Ордын осторожно взял полуистлевшую тёмную книгу.
– Это латынская книга… – сказал он. – Про то, как земля устроена.
– А что это на первом листе написано?
– Тут написано Orbis Terrarum, что по-нашему значит земной шар.
– Латынская, говоришь?
– Латынская.
– И никакой вреды в ней нету?
– Нету. Если хочешь, возьми у моего отца: у него она есть на русском языке…
– А что же это тут цифирь-то эта везде понасована?
– Так что? Этой цифирью в иных странах все давно пишут… – отвечал Ордын. – А откуда у тебя, князь, эта книга?
– В Темникове у одной вещей жёнки протопоп отобрал… – сказал Долгорукий. – Сожгли её там за ведовство да за воровство…
У Ордына опять горло точно кто шнуром перехватил. Он опустил голову. Ему хотелось плакать, выть по-собачьи, сквозь землю провалиться. И зачем, зачем он вернулся из чужих краёв?… И пронеслось в душе потрясённой: а там не жгли? Давно ли всю Европу окровянили из-за того, как причащаться?
– Ну, иди… – сказал воевода. – Да скажи там своим, чтобы поторапливались: дела много.
– Могу я взять себе эту книгу? – глухо сказал Ордын.
– Сделай милость, ослобони…
Ордын поклонился воеводе и вышел. Пробираясь протоптанной в обильном снегу тропинкой, он старался не смотреть в сторону собора, где на окровавленных кольях корчились люди. Там теперь и Андрейка… А они вместе выросли.

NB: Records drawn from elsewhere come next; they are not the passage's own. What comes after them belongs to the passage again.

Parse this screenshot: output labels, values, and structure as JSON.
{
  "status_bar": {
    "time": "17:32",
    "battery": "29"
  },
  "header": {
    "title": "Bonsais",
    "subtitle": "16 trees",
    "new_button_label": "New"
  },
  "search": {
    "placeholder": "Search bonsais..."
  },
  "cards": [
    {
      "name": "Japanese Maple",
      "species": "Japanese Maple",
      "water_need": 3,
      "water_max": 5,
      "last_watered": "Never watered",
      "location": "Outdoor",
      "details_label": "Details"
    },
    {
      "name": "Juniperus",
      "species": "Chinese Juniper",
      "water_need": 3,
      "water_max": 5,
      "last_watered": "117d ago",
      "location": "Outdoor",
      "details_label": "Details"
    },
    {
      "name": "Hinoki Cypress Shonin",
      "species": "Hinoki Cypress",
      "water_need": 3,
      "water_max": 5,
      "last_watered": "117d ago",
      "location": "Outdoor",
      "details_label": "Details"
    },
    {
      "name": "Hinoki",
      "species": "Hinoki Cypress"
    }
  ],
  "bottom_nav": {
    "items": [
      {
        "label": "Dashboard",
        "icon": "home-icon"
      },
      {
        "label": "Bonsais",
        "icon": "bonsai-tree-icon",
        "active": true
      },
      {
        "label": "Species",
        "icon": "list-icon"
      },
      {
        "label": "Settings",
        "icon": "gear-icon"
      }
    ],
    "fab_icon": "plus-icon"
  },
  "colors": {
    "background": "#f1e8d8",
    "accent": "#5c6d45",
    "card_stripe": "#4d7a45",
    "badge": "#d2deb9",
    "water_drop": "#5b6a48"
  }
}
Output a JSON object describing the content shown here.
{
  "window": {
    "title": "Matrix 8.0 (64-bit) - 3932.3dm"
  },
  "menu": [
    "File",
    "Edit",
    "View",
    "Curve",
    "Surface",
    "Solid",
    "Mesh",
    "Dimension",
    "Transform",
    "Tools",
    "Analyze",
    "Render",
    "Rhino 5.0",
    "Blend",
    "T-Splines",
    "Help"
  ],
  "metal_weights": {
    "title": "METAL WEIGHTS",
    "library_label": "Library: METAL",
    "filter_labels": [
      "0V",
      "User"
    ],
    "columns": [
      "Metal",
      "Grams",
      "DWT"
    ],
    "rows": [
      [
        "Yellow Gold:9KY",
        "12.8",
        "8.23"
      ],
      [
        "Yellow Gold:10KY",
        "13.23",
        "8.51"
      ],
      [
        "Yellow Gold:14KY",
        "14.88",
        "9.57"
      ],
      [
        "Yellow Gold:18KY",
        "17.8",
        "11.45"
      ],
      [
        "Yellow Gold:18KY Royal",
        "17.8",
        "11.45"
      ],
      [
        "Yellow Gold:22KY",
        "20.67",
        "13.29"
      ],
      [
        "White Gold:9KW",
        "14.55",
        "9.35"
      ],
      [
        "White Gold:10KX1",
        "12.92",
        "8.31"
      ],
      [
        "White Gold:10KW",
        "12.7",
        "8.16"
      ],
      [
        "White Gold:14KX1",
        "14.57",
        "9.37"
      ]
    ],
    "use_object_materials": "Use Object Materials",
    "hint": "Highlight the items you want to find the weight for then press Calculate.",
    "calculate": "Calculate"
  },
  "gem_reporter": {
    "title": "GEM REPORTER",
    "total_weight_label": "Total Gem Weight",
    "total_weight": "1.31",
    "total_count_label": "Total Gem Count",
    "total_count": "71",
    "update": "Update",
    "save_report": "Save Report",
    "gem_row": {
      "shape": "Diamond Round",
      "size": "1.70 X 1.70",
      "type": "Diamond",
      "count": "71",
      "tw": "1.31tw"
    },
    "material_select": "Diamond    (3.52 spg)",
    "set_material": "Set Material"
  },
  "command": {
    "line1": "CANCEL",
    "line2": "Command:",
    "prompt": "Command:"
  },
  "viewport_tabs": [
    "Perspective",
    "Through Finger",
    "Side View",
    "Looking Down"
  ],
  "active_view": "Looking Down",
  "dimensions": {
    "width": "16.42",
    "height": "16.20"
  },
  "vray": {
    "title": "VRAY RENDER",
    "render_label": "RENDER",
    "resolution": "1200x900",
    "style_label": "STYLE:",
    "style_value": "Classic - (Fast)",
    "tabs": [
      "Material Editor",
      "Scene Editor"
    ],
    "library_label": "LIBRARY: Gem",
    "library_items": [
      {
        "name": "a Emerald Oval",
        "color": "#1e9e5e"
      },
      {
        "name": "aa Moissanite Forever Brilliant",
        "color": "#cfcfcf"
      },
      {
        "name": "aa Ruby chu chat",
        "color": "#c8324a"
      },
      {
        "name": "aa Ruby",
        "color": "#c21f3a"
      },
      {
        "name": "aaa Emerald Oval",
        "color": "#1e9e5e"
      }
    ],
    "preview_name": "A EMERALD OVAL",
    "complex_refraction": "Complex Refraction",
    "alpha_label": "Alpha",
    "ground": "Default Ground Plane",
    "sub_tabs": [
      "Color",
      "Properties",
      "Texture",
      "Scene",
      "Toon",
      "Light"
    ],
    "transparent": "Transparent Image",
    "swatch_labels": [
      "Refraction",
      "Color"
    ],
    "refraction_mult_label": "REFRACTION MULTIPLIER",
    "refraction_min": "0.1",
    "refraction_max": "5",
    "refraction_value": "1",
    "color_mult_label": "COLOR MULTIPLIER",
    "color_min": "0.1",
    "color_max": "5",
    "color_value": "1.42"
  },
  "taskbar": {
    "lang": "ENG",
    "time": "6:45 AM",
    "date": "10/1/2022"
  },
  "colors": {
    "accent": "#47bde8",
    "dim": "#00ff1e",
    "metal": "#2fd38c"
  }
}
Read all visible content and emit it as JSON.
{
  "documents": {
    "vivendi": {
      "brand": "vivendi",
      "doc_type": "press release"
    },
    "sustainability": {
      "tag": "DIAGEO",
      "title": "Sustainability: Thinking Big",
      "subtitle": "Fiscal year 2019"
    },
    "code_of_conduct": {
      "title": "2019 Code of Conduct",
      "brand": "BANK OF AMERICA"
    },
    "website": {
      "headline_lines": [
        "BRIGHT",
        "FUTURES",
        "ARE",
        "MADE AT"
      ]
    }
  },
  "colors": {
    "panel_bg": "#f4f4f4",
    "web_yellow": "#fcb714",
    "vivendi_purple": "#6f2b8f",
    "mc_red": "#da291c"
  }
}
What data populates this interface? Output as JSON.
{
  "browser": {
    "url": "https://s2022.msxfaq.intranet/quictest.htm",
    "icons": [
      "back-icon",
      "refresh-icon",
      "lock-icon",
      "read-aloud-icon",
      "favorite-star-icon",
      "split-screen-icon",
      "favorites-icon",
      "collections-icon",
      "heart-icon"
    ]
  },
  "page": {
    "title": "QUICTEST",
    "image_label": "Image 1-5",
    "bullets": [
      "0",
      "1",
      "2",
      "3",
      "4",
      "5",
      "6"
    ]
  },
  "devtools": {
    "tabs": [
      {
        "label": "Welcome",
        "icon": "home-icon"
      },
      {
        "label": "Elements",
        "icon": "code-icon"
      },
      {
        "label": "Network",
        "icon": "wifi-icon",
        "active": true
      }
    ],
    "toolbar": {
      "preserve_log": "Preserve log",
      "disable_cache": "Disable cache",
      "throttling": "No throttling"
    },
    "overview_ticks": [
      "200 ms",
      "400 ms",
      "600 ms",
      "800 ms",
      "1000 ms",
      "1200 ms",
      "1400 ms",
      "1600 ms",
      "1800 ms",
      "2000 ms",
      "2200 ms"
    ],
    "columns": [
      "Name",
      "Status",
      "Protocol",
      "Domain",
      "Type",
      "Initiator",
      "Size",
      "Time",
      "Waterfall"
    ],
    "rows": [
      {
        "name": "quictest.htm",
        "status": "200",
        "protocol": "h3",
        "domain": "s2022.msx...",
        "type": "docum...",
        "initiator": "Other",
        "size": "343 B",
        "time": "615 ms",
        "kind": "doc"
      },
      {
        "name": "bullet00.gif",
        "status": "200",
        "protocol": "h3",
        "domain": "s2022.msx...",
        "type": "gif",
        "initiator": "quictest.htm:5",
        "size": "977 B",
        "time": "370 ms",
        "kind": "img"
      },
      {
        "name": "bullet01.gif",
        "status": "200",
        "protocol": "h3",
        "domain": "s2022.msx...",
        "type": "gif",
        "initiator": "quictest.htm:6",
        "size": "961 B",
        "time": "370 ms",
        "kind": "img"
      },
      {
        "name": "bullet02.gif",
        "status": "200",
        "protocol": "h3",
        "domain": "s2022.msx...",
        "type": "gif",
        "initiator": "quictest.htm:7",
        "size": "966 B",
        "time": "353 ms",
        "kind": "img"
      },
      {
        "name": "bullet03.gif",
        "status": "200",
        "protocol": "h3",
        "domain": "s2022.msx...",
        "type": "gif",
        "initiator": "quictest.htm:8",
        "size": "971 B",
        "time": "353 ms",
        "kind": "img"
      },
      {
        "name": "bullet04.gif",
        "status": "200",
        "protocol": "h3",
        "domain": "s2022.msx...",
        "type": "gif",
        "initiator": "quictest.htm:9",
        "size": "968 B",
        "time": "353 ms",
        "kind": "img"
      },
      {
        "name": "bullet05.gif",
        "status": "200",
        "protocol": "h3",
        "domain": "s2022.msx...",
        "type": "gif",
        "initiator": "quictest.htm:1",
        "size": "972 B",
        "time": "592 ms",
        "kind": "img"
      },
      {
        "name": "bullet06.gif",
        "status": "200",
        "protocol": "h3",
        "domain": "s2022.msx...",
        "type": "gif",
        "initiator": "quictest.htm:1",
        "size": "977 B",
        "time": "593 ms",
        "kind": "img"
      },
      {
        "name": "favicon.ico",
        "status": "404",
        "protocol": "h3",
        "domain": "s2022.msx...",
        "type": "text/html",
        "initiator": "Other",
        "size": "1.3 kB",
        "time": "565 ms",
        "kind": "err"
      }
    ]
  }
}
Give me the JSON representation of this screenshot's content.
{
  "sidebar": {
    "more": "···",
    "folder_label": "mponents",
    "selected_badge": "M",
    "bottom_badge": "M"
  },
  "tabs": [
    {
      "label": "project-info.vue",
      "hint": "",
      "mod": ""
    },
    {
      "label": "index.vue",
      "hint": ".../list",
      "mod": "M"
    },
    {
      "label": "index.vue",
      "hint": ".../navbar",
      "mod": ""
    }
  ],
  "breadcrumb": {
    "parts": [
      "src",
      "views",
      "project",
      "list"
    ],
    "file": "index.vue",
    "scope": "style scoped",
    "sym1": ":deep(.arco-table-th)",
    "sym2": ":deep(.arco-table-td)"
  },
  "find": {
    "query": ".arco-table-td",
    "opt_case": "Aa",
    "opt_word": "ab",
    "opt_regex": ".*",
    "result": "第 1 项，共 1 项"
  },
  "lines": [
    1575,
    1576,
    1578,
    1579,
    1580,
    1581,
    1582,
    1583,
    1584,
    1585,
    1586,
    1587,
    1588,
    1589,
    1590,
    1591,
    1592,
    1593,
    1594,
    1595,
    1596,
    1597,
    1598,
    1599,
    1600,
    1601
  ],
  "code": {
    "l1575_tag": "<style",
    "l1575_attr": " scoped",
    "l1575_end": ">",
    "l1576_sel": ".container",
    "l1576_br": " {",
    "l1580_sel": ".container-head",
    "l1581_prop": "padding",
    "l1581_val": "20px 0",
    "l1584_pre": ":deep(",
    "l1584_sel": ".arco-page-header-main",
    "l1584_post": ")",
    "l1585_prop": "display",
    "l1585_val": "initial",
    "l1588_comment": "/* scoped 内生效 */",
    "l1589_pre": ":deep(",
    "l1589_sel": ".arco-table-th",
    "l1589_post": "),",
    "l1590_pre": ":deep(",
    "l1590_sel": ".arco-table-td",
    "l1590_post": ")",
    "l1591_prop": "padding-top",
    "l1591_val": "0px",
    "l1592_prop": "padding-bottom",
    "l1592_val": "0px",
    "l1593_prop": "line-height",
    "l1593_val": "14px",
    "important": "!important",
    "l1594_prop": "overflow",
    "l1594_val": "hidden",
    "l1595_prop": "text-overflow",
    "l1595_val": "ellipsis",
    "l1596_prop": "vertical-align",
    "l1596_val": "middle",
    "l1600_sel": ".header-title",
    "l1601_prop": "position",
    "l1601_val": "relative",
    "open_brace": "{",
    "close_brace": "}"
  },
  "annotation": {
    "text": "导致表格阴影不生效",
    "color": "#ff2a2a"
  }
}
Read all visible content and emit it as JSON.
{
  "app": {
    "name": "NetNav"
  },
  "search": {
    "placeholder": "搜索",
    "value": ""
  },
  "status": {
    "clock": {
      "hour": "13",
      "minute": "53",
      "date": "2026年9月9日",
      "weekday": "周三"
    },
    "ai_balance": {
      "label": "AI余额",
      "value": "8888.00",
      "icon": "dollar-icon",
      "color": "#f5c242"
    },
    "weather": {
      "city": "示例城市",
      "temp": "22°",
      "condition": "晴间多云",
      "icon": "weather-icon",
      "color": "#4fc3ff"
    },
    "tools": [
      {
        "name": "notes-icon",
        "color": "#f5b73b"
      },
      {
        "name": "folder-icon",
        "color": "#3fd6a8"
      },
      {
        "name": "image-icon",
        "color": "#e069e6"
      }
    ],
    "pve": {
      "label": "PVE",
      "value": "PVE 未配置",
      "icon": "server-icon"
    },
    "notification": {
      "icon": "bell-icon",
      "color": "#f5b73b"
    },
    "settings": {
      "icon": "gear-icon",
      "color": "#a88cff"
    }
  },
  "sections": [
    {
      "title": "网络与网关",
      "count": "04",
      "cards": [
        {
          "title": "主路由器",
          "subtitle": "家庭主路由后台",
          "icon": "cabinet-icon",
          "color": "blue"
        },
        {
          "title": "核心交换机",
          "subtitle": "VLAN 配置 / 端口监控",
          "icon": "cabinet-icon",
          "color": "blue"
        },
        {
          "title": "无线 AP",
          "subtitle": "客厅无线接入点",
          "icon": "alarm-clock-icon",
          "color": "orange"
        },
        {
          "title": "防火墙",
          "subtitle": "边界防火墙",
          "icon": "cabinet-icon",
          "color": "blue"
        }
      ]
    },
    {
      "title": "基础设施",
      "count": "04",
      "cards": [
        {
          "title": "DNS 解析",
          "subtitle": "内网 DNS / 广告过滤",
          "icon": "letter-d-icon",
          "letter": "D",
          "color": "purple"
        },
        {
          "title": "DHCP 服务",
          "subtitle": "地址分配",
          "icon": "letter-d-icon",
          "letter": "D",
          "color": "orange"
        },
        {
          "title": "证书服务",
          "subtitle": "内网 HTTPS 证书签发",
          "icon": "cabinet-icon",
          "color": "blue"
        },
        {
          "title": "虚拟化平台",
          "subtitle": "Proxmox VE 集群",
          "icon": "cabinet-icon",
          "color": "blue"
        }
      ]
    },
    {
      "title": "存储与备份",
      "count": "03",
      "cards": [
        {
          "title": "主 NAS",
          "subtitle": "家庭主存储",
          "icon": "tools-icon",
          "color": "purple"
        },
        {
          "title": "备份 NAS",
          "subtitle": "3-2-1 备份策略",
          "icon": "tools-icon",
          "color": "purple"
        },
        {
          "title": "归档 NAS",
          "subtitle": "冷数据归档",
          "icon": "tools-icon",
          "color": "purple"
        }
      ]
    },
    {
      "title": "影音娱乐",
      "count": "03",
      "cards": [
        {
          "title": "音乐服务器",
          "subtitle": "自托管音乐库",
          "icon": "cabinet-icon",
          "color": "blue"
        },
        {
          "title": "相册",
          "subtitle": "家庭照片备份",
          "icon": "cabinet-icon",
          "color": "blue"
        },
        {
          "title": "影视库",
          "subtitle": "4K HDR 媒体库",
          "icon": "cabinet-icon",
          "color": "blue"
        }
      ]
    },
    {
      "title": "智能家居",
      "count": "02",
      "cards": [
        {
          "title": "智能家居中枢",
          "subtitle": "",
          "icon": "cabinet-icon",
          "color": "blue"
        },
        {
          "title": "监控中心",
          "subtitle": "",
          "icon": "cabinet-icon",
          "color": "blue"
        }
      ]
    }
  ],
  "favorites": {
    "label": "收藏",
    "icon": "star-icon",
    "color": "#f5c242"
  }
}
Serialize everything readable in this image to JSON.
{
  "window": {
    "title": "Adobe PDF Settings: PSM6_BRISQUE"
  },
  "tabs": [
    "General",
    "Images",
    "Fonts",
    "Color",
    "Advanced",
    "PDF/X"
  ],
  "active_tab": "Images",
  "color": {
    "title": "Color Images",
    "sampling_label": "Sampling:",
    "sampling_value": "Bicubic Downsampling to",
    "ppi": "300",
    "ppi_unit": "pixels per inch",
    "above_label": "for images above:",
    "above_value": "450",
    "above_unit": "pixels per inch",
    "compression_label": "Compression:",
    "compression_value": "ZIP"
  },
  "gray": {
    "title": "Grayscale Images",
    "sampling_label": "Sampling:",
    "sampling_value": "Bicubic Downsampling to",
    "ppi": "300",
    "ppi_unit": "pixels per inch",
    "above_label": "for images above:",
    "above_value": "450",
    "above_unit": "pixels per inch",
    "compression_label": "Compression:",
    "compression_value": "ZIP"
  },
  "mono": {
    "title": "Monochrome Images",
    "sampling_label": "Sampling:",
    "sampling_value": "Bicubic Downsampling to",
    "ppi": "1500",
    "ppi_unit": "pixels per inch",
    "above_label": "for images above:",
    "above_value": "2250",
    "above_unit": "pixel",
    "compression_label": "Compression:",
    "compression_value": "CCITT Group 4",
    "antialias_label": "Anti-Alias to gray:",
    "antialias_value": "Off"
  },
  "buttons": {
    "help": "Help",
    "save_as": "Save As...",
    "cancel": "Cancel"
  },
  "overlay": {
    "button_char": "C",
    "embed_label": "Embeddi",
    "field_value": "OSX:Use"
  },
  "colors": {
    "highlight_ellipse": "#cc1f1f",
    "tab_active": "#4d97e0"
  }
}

В воеводской избе уже слышались грозные раскаты княжого голоса.
XXXIV. Последняя песня Васьки
Несмотря на победы воевод над плохо вооружёнными, недисциплинированными, с бору да с сосенки толпами повстанцев, всё среднее Поволжье кипело белым ключом. Если князь Данил о Борятинский, – брат симбирского победителя, – расшвырял по лесам все шайки черемисов и чувашей, то огонь бунта уже бежал дальше на север, особенно ярко вспыхивая в сёлах дворцовых, владычных и частновладельческих. Поднялся Кузьмодемьянск, под предводительством соборной церкви попа Михаилы Фёдорова, поднялся Василь на Суре рыбной, поднялся весь Ядринский уезд, и берегами глухой Ветлуги огонь полз уже на север. Везде били приказных, дворян, воевод, везде грабили людей состоятельных, и с особенным наслаждением сжигали все бумаги до царских грамот включительно. Огонь обходил уже с севера Нижний, пробиваясь на Унжу, и перекинулся вдруг на Белое море, где и до того бунтовали осаждённые царскими войсками иноки Соловецкого монастыря, не желавшие подчиниться новшествам никоновским.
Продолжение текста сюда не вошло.